Getting back to the distinction between 10-4 and 12-2, if the goal is to send the team that has proven itself over the duration of the league season to the NCAA tournament, one would obviously choose the 12-2 squad. If the goal is to send the team playing the best basketball to the Big Dance, the choice is not so clear, as the 12-2 team could have posted a 5-2 mark over its last seven league games and the 10-4 squad could have put together a 6-1 or 7-0 mark over the same span, and vice versa.
If we wanted to put the best Ivy team in the tournament, why couldn’t we just take the record from the second half of the league slate. Surely, what matters more is how a team is playing within a month of the NCAA tournament, not how a squad performed in January.
There are tons of other random distinctions one could think of (record against the top half of the league, highest RPI, etc.) that could plausibly be defended as a determinant of the best team in the league.
The arbitrary system the Ivies currently use—and the one which was instituted first—is the record from 14 league games.

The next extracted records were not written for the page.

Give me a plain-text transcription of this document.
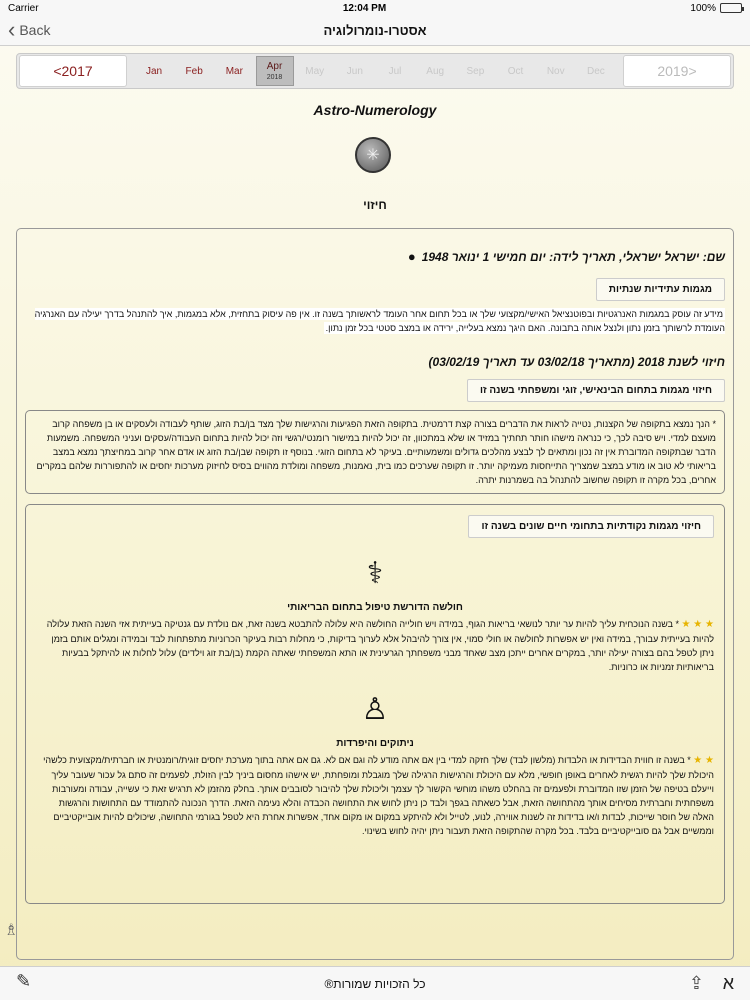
Carrier	12:04 PM	100%
‹ Back	אסטרו-נומרולוגיה
<2017	Jan Feb Mar Apr
2018
May Jun	Jul Aug Sep Oct Nov Dec	2019>
Astro-Numerology
✳
חיזוי
שם: ישראל ישראלי, תאריך לידה: יום חמישי 1 ינואר 1948
●
מגמות עתידיות שנתיות

מידע זה עוסק במגמות האנרגטיות ובפוטנציאל האישי/מקצועי שלך או בכל תחום אחר העומד לראשותך בשנה זו. אין פה עיסוק בתחזית, אלא במגמות, איך להתנהל בדרך יעילה עם האנרגיה העומדת לרשותך בזמן נתון ולנצל אותה בתבונה. האם היגך נמצא בעלייה, ירידה או במצב סטטי בכל זמן נתון.

חיזוי לשנת 2018 (מתאריך 03/02/18 עד תאריך 03/02/19)
חיזוי מגמות בתחום הבינאישי, זוגי ומשפחתי בשנה זו

* הנך נמצא בתקופה של הקצנות, נטייה לראות את הדברים בצורה קצת דרמטית. בתקופה הזאת הפגיעות והרגישות שלך מצד בן/בת הזוג, שותף לעבודה ולעסקים או בן משפחה קרוב מועצם למדי. ויש סיבה לכך, כי כנראה מישהו חותר תחתיך במזיד או שלא במתכוון, זה יכול להיות במישור רומנטי/רגשי וזה יכול להיות בתחום העבודה/עסקים ועניני המשפחה. משמעות הדבר שבתקופה המדוברת אין זה נכון ומתאים לך לבצע מהלכים גדולים ומשמעותיים. בעיקר לא בתחום הזוגי. בנוסף זו תקופה שבן/בת הזוג או אדם אחר קרוב במחיצתך נמצא במצב בריאותי לא טוב או מודע במצב שמצריך התייחסות מעמיקה יותר. זו תקופה שערכים כמו בית, נאמנות, משפחה ומולדת מהווים בסיס לחיזוק מערכות יחסים או להתפוררות שלהם במקרים אחרים, בכל מקרה זו תקופה שחשוב להתנהל בה בשמרנות יתרה.

חיזוי מגמות נקודתיות בתחומי חיים שונים בשנה זו
⚕
חולשה הדורשת טיפול בתחום הבריאותי

★ ★ ★ * בשנה הנוכחית עליך להיות ער יותר לנושאי בריאות הגוף, במידה ויש חולייה החולשה היא עלולה להתבטא בשנה זאת, אם נולדת עם גנטיקה בעייתית אזי השנה הזאת עלולה להיות בעייתית עבורך, במידה ואין יש אפשרות לחולשה או חולי סמוי, אין צורך להיבהל אלא לערוך בדיקות, כי מחלות רבות בעיקר הכרוניות מתפתחות לבד ובמידה ומגלים אותם בזמן ניתן לטפל בהם בצורה יעילה יותר, במקרים אחרים ייתכן מצב שאחד מבני משפחתך הגרעינית או התא המשפחתי שאתה הקמת (בן/בת זוג וילדים) עלול לחלות או להיתקל בבעיות בריאותיות זמניות או כרוניות.

♙
ניתוקים והיפרדות

★ ★ * בשנה זו חווית הבדידות או הלבדות (מלשון לבד) שלך חזקה למדי בין אם אתה מודע לה וגם אם לא. גם אם אתה בתוך מערכת יחסים זוגית/רומנטית או חברתית/מקצועית כלשהי היכולת שלך להיות רגשית לאחרים באופן חופשי, מלא עם היכולת והרגישות הרגילה שלך מוגבלת ומופחתת, יש אישהו מחסום ביניך לבין הזולת, לפעמים זה סתם גל עכור שעובר עליך וייעלם בטיפה של הזמן שזו המדוברת ולפעמים זה בהחלט משהו מוחשי הקשור לך עצמך וליכולת שלך להיבור לסובבים אותך. בחלק מהזמן לא תרגיש זאת כי עשייה, עבודה ומעורבות משפחתית וחברתית מסיחים אותך מהתחושה הזאת, אבל כשאתה בגפך ולבד כן ניתן לחוש את התחושה הכבדה והלא נעימה הזאת. הדרך הנכונה להתמודד עם התחושות והרגשות האלה של חוסר שייכות, לבדות ו/או בדידות זה לשנות אווירה, לנוע, לטייל ולא להיתקע במקום או מקום אחד, אפשרות אחרת היא לטפל בגורמי התחושה, שיכולים להיות אובייקטיביים וממשיים אבל גם סובייקטיביים בלבד. בכל מקרה שהתקופה הזאת תעבור ניתן יהיה לחוש בשינוי.

♗
✎	כל הזכויות שמורות®	⇪ א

Another random system would be a three- or four-team conference tournament. It’s obviously debatable which one provides the more level playing field for all the teams in the league, and which more consistently places the best Ivy team into the NCAA field.
Since the Ivy League prides itself upon its eccentric methods of dealing with questions relating to athletics, maybe it could break new ground by creating an amalgamation of the two, where, let’s say, all teams with at least a 9-5 or 10-4 record qualify for a conference tournament to decide the automatic bid. In terms of this season, such a rule would keep a Penn squad that has clearly distanced itself from the competition from having to chance its NCAA hopes on a given weekend. In other seasons, when the true “best” team isn’t as clear cut, the automatic run-off, in the form of a conference tourney, would kick in.
Is this random method any better or worse than the arbitrary 14-game tournament? Who knows?
Yet, in the end, such a discussion can’t be undertaken because one is considered sacrosanct and any other blasphemy.